C’est un message sur lequel Thomas-Greenfield s’est concentré dès le début. « En ce jour, je pense au peuple américain, à mes collègues diplomates de carrière et aux fonctionnaires du monde entier. Je veux vous dire : ‘L’Amérique est de retour, le multilatéralisme est de retour. La diplomatie est de retour », a-t-elle déclaré le jour où Biden l’a nommée au poste de l’ONU.
Biden s’est fait l’écho de ces paroles récemment, en déclarant : « Nous sommes de retour. Les États-Unis sont de retour », alors qu’il était assis côte à côte avec le président français Emmanuel Macron lors de la récente réunion du Groupe des 7 en Cornouailles, en Angleterre.

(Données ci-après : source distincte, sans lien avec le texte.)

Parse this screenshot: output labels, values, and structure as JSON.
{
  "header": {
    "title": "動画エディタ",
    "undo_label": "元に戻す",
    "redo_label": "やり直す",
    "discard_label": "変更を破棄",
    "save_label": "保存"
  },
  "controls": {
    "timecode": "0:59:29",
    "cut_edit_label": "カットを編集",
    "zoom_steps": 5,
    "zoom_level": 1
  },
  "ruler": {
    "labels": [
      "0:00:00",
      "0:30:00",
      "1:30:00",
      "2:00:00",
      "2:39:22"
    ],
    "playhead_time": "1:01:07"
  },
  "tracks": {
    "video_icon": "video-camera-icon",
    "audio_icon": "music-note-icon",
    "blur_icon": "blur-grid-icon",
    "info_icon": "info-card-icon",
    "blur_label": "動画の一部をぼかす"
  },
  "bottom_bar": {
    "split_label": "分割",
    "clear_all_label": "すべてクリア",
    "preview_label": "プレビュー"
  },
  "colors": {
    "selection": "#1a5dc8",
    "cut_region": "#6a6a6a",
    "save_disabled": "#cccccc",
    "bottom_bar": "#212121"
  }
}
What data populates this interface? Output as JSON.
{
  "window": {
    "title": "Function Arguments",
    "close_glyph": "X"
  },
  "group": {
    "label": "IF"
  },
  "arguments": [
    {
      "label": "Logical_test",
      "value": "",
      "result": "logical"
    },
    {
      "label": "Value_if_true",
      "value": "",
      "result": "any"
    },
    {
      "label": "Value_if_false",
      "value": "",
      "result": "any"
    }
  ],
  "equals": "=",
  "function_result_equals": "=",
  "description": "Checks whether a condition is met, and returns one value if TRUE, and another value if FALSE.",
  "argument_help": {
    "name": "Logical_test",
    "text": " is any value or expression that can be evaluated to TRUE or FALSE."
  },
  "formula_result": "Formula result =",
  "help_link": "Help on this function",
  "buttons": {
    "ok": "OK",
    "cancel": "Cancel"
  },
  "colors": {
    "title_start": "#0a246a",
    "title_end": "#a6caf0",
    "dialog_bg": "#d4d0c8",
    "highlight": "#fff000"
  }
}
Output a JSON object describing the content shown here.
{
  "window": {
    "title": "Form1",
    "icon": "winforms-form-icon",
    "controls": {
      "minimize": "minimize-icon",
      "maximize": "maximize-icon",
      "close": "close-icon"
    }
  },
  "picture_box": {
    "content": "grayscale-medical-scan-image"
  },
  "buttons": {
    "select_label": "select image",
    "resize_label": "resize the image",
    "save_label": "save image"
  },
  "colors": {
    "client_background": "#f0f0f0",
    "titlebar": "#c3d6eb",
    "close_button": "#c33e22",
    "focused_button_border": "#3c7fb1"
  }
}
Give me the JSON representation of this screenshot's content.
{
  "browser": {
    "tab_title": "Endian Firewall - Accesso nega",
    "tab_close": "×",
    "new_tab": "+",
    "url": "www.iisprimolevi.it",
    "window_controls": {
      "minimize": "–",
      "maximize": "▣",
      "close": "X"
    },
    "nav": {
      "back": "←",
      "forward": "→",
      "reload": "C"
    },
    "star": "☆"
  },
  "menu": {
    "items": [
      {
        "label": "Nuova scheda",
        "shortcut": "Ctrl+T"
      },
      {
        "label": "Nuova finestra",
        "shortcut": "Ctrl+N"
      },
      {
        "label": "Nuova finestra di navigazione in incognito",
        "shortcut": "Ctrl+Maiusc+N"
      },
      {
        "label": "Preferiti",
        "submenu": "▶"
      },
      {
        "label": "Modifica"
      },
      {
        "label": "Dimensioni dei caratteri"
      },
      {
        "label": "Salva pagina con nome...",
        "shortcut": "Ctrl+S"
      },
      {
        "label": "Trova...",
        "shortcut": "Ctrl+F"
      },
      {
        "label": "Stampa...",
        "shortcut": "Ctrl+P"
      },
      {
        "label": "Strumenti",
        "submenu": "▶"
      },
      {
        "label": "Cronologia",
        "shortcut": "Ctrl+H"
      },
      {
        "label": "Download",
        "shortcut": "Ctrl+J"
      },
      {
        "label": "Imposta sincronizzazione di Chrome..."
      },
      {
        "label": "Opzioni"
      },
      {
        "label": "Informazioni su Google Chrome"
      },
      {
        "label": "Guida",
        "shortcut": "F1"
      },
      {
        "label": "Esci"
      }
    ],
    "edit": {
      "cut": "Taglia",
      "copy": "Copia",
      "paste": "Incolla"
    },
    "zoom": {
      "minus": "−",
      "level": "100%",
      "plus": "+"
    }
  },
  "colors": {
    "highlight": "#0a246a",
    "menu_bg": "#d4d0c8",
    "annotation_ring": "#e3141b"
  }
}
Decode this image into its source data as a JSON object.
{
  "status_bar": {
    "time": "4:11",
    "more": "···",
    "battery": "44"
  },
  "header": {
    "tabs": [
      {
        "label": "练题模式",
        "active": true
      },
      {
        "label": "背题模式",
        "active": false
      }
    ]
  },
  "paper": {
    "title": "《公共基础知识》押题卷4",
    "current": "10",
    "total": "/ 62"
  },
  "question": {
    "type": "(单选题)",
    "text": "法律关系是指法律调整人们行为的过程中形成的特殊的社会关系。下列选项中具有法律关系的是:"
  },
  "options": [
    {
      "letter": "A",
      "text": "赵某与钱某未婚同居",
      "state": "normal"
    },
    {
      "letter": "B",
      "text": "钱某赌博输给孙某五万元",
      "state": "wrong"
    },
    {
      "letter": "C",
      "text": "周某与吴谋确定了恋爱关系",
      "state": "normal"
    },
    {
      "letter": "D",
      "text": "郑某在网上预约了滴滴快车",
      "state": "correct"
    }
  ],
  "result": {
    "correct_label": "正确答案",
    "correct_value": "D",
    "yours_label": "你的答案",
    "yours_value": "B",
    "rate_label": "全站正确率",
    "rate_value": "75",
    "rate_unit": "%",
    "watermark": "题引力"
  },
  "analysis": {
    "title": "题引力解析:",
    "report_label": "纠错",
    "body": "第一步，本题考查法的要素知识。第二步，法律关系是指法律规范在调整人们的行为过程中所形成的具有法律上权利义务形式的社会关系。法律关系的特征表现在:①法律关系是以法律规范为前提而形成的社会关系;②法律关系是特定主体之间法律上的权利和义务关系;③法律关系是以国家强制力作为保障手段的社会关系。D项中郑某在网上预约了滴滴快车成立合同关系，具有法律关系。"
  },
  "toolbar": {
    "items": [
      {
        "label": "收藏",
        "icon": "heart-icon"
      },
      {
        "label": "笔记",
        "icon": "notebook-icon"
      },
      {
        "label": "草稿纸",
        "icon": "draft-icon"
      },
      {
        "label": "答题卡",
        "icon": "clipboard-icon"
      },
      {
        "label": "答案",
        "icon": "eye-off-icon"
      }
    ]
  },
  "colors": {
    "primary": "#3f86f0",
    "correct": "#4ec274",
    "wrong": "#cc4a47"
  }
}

La réunion a été « extraordinaire, collaborative et productive », a ajouté M. Biden à sa clôture. « L’Amérique est de nouveau prête à diriger le monde aux côtés de nations qui partagent nos valeurs les plus profondes. »
Compte tenu de la vague de revers à son programme intérieur que Biden a rencontré au Sénat récemment, ces succès en matière de politique étrangère pourraient donner au président de solides munitions lorsque la campagne commencera sérieusement avant les élections de mi-mandat au Congrès de novembre 2022.
Bien entendu, la façon dont la droite américaine va jouer ce rôle n’est pas claire. À en juger par la façon dont elle a traité la présidence Biden jusqu’à présent, sa réaction sera une critique implacable. Avec un peu de chance, le multilatéralisme prévaudra.
Irwin Arieff
Irwin Arieff est un écrivain et rédacteur chevronné qui possède une grande expérience de la diplomatie internationale et de l’alimentation, de la cuisine et des restaurants. Avant de quitter le journalisme quotidien en 2007, il a été correspondant de Reuters pendant 23 ans, occupant des postes importants à Washington, Paris et New York ainsi qu’aux Nations unies. Il a également rédigé des critiques de restaurants pour le Washington Post et le Washington City Paper dans les années 1980 et 1990 avec son épouse, Deborah Baldwin.